Conversely, one often finds reviewers doing a really sloppy job: they cannot be criticised, so they review a paper in (what appears to be) a few minutes, criticise parts of the paper unjustly (due to missing parts of the argument laid out in the paper), or are not familiar enough with the field to criticise justly. This is what one almost invariably observes in robotics conference reviews in, e.g., ICRA, IROS. This is the major reason why I do not like to publish there and why such papers are often not (and indeed should not be) acknowledged as publications on par with journal papers.

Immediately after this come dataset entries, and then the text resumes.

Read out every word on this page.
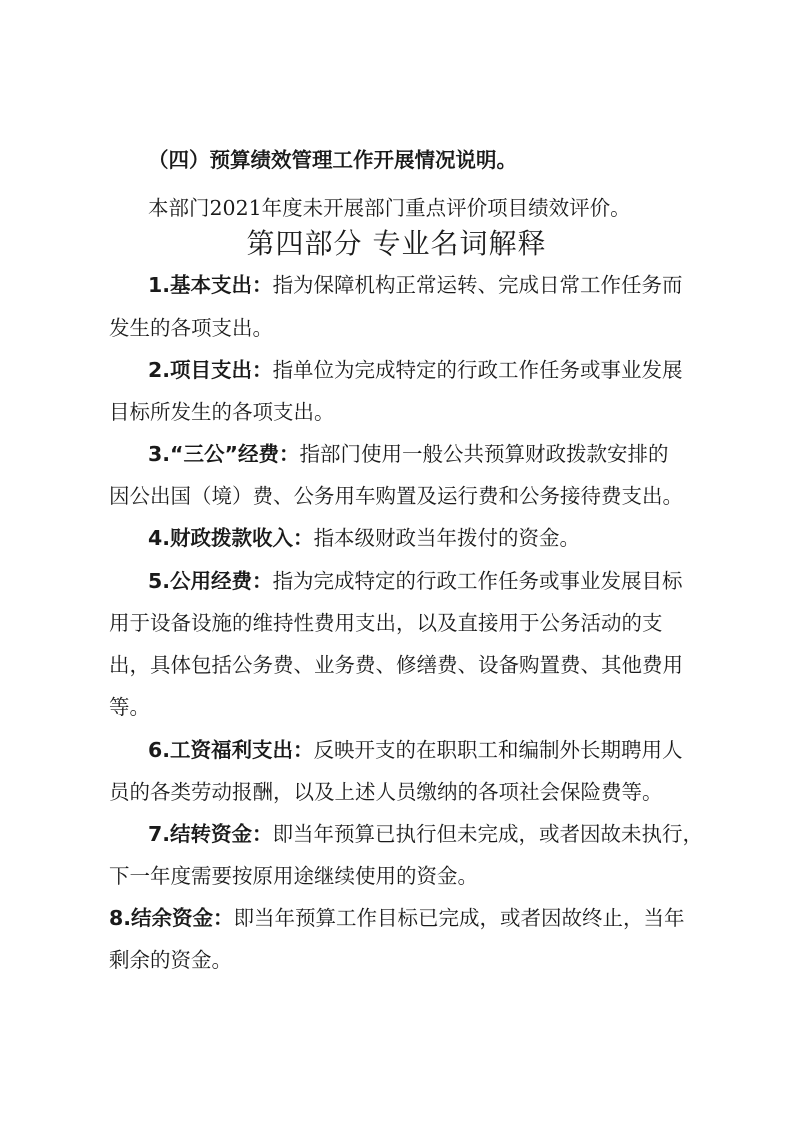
（四）预算绩效管理工作开展情况说明。
本部门2021年度未开展部门重点评价项目绩效评价。
第四部分 专业名词解释
1.基本支出：指为保障机构正常运转、完成日常工作任务而
发生的各项支出。
2.项目支出：指单位为完成特定的行政工作任务或事业发展
目标所发生的各项支出。
3.“三公”经费：指部门使用一般公共预算财政拨款安排的
因公出国（境）费、公务用车购置及运行费和公务接待费支出。
4.财政拨款收入：指本级财政当年拨付的资金。
5.公用经费：指为完成特定的行政工作任务或事业发展目标
用于设备设施的维持性费用支出，以及直接用于公务活动的支
出，具体包括公务费、业务费、修缮费、设备购置费、其他费用
等。
6.工资福利支出：反映开支的在职职工和编制外长期聘用人
员的各类劳动报酬，以及上述人员缴纳的各项社会保险费等。
7.结转资金：即当年预算已执行但未完成，或者因故未执行，
下一年度需要按原用途继续使用的资金。
8.结余资金：即当年预算工作目标已完成，或者因故终止，当年
剩余的资金。
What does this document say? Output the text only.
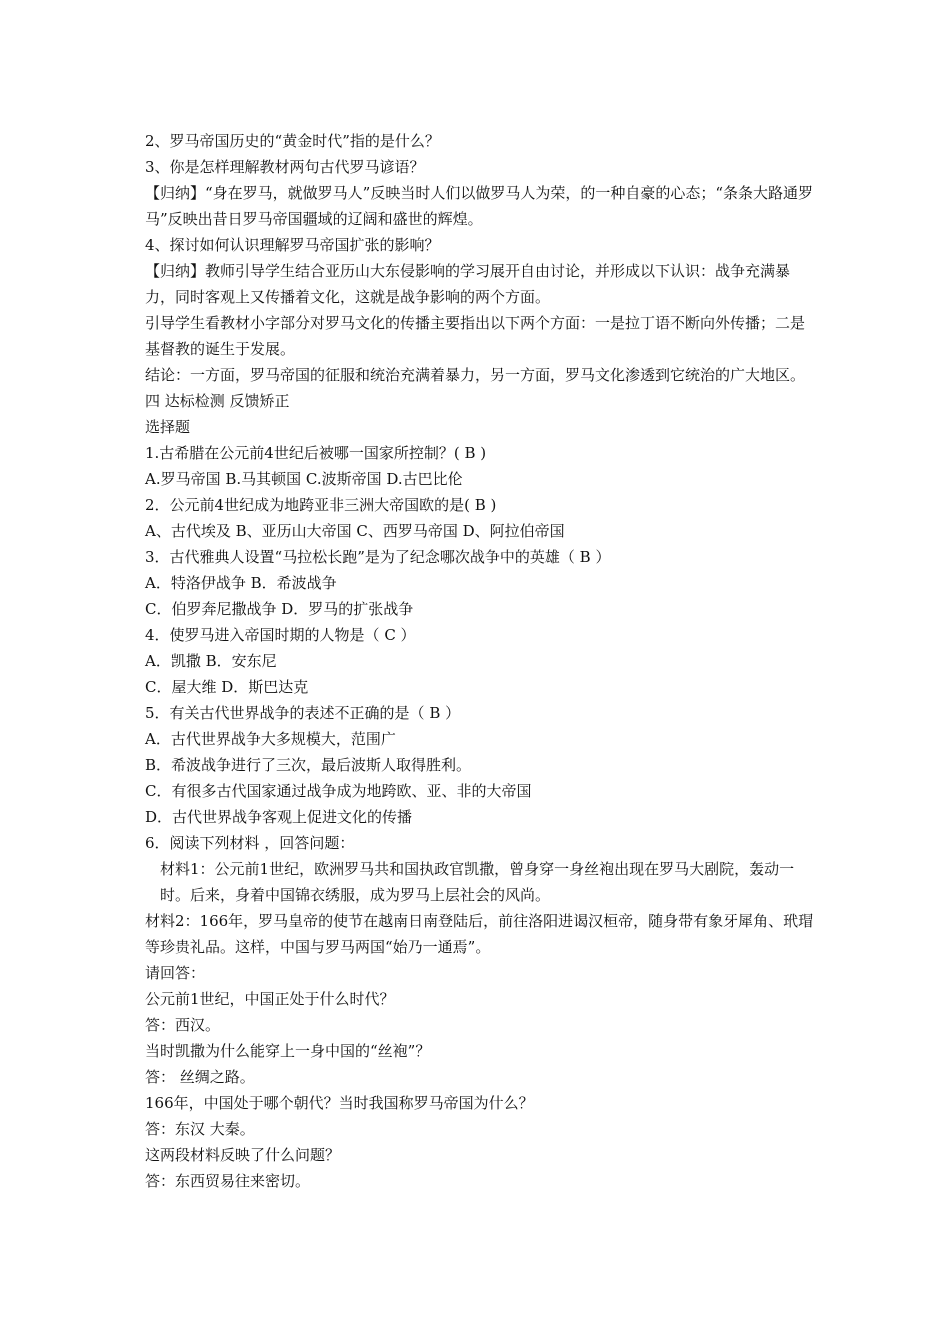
2、罗马帝国历史的“黄金时代”指的是什么？

3、你是怎样理解教材两句古代罗马谚语？

【归纳】“身在罗马，就做罗马人”反映当时人们以做罗马人为荣，的一种自豪的心态；“条条大路通罗马”反映出昔日罗马帝国疆域的辽阔和盛世的辉煌。

4、探讨如何认识理解罗马帝国扩张的影响？

【归纳】教师引导学生结合亚历山大东侵影响的学习展开自由讨论，并形成以下认识：战争充满暴力，同时客观上又传播着文化，这就是战争影响的两个方面。

引导学生看教材小字部分对罗马文化的传播主要指出以下两个方面：一是拉丁语不断向外传播；二是基督教的诞生于发展。

结论：一方面，罗马帝国的征服和统治充满着暴力，另一方面，罗马文化渗透到它统治的广大地区。

四 达标检测 反馈矫正

选择题

1.古希腊在公元前4世纪后被哪一国家所控制？( B )

A.罗马帝国 B.马其顿国 C.波斯帝国 D.古巴比伦

2．公元前4世纪成为地跨亚非三洲大帝国欧的是( B )

A、古代埃及 B、亚历山大帝国 C、西罗马帝国 D、阿拉伯帝国

3．古代雅典人设置“马拉松长跑”是为了纪念哪次战争中的英雄（ B ）

A．特洛伊战争 B．希波战争

C．伯罗奔尼撒战争 D．罗马的扩张战争

4．使罗马进入帝国时期的人物是（ C ）

A．凯撒 B．安东尼

C．屋大维 D．斯巴达克

5．有关古代世界战争的表述不正确的是（ B ）

A．古代世界战争大多规模大，范围广

B．希波战争进行了三次，最后波斯人取得胜利。

C．有很多古代国家通过战争成为地跨欧、亚、非的大帝国

D．古代世界战争客观上促进文化的传播

6．阅读下列材料 ，回答问题：

材料1：公元前1世纪，欧洲罗马共和国执政官凯撒，曾身穿一身丝袍出现在罗马大剧院，轰动一时。后来，身着中国锦衣绣服，成为罗马上层社会的风尚。

材料2：166年，罗马皇帝的使节在越南日南登陆后，前往洛阳进谒汉桓帝，随身带有象牙犀角、玳瑁等珍贵礼品。这样，中国与罗马两国“始乃一通焉”。

请回答：

公元前1世纪，中国正处于什么时代？

答：西汉。

当时凯撒为什么能穿上一身中国的“丝袍”？

答： 丝绸之路。

166年，中国处于哪个朝代？当时我国称罗马帝国为什么？

答：东汉 大秦。

这两段材料反映了什么问题？

答：东西贸易往来密切。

The often-mentioned double-closed approach seemingly solves one of the two issues---but only seemingly, since even there I can often, in about 50% of the cases, guess who the author is.
A way out would be to use a double-open approach, in which reviewers are acknowledged and, better still, reviews or commentaries are published. The new, open-access journal series Frontiersin uses the former approach, and it appears to works well.
An improvement on this approach would be to use a grading system, in which everyone---with names being named, of course---can comment on or grade papers online. This will not only lead to majority voting, but also to accreditation of accreditors. Of course, blind votes must be prevented.
Wikipedia lists such ventures under http://en.wikipedia.org/wiki/Open_Peer_Commentary, of which Behavioral and Brain Sciences, a journal initiated by (the legendary open-access promoter) Stevan Harnad, was a brilliant example (unfortunately, Cambridge University Press seem to have decided to close its traditional open access, and now papers cost a daring $45). The journal "Papers in physics" uses a comparative approach, I think, but I don't know that journal (nor the field) so I cannot comment on it.
The suggestion would therefore be, that a "journal" would consist of an open access web platform where logins are given to accredited users (that step requires some thinking). Each user can post an article or a commentary to an article, and a rating system along the lines of RG's silly score (silly, since at RG it is heavily based on discussion ratings, and only very lightly on publication and impact factor (caveat!)) will lead to something like an impact factor for the paper. Can a person build a reputation on reviewing only? I think not; the effort in writing a scientific article is much higher, while its impact (=influence on others) is much more profound, and should be honoured accordingly. Yet, only publishing without engaging in discussions is not right, too.
Advantages: fair reviews; but also a better understanding of the papers, since commentaries of peers are included. And, much more impact of papers since those papers which are controversial or important will have high grades. High grades are better earned in such a way than by being referred to from papers in obscure conferences!